On NPR's April 21st Morning Edition, Ketzel Levine reported on artist Rick Bartow. Bartow's art is informed by his experiences in Vietnam during the war and his Yurok Indian ancestry. Bartow believes in the power of drawing to heal. Returning from Vietnam with psychological wounds, he turned to drawing as a therapeutic activity. Drawing and Alcoholics Anonymous helped him overcome alcoholism, depression, and divorce. Bartow claims, "I draw because I have no choice: it is my blessing, it is my curse." As he stopped drinking, he used drawing and painting to explore the theme of masks falling off.

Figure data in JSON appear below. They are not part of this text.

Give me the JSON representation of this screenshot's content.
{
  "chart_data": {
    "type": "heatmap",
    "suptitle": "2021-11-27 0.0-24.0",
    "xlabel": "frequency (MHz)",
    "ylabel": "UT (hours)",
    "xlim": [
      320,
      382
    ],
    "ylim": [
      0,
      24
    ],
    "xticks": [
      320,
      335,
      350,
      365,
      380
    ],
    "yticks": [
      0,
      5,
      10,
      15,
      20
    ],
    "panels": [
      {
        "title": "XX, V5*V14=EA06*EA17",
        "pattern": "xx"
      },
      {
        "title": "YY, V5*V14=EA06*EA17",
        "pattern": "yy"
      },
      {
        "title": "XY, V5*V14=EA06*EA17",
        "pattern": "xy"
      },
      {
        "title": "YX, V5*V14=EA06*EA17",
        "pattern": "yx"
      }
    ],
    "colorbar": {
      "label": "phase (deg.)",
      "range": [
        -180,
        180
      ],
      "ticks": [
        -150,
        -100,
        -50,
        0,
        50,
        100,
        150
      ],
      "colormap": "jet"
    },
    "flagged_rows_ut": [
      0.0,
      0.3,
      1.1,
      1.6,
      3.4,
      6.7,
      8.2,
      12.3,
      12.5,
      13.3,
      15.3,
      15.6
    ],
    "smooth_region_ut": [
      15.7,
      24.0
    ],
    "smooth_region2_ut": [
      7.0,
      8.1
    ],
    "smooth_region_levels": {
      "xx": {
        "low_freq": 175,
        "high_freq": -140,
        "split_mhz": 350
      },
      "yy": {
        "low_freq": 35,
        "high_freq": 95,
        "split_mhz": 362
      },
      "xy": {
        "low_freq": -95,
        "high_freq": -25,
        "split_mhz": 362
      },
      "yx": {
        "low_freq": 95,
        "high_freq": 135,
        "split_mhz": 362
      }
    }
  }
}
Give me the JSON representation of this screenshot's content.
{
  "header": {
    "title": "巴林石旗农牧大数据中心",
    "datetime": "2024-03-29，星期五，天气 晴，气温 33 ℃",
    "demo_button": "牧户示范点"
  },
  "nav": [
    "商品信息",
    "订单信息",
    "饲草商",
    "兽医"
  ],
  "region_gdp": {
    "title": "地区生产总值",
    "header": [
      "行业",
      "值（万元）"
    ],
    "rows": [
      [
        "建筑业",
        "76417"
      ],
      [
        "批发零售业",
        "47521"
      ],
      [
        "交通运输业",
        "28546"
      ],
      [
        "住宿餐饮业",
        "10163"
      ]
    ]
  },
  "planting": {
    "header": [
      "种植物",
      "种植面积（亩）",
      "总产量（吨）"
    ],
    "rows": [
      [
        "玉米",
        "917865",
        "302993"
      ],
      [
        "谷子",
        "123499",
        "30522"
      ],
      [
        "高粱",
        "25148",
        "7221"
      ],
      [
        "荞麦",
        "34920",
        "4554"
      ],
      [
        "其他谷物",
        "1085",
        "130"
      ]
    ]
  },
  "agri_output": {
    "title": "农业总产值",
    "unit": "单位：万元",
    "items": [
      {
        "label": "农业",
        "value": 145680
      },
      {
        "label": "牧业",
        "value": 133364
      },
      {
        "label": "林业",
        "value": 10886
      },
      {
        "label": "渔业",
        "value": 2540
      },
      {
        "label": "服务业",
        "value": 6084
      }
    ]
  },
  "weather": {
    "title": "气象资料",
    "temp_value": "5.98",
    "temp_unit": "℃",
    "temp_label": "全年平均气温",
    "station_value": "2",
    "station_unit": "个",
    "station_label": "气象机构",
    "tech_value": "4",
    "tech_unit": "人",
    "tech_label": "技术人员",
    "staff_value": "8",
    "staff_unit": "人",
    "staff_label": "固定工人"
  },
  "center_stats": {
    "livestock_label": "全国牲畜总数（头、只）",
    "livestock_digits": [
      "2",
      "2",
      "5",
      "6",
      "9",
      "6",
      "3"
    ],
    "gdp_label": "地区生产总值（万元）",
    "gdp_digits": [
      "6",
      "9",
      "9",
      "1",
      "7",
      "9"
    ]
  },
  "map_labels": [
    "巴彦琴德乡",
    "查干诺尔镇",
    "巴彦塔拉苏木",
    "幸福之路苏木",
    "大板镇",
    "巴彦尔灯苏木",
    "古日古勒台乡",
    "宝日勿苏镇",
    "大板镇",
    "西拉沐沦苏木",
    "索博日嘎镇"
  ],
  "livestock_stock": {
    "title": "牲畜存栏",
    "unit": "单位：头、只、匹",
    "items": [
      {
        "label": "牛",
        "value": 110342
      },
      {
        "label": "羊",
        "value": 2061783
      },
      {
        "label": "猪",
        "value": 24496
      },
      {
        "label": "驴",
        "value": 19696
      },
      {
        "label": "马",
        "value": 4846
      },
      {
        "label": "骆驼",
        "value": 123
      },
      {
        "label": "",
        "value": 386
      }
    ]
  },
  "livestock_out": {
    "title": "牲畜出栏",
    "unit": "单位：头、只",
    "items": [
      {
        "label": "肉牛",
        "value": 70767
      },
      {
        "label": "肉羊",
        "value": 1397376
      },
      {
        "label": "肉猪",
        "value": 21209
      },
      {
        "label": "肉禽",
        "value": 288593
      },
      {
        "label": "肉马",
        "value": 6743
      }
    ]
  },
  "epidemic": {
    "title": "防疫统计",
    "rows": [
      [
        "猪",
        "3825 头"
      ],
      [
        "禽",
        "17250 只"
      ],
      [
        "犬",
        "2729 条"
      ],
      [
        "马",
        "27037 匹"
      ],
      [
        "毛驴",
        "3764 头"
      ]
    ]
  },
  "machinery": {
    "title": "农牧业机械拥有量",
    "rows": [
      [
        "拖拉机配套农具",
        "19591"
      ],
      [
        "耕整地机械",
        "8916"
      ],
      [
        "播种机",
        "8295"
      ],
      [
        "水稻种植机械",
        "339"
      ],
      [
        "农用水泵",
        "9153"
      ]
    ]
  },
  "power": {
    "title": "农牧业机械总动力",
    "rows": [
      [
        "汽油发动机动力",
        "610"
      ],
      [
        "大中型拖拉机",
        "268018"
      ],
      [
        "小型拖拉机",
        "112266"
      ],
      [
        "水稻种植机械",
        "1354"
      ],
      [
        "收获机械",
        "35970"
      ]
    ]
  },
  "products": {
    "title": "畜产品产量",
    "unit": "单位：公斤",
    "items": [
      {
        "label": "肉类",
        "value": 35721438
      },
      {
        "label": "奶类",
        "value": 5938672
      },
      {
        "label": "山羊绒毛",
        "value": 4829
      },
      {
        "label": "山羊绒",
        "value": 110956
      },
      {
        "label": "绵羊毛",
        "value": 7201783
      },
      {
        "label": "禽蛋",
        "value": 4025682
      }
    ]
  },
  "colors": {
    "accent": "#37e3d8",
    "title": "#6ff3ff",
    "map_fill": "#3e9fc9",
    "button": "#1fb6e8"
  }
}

The Native American mythical idea of transformation can be seen in much of his art, including a pastel titled "Traumbuild." (See NPR's gallery section.) In this dream drawing, a man receives guidance from the spirit of a deer and transforms from human to animal. Bartow sometimes starts drawing or painting by randomly grabbing a brush or pastel. He attacks the page with gestures. He makes marks, sometimes with Raven's beak, erases and tries to cover his tracks.

Sunday, April 20, 2003

Eyewitness Report of Burning of Koranic Library

Robert Fisk reporting on burning at the library of Korans at the Ministry of Religious Endowment asks the question: why? Picking up documents blowing in the wind, he said, "I was holding in my hands the last Baghdad vestiges of Iraq's written history." He reported the flames of the Koranic library burning ­to the U.S. Marines giving the precise map location to no avail. Fisk's writing is eloquent and powerful as usual. I won't reword it here.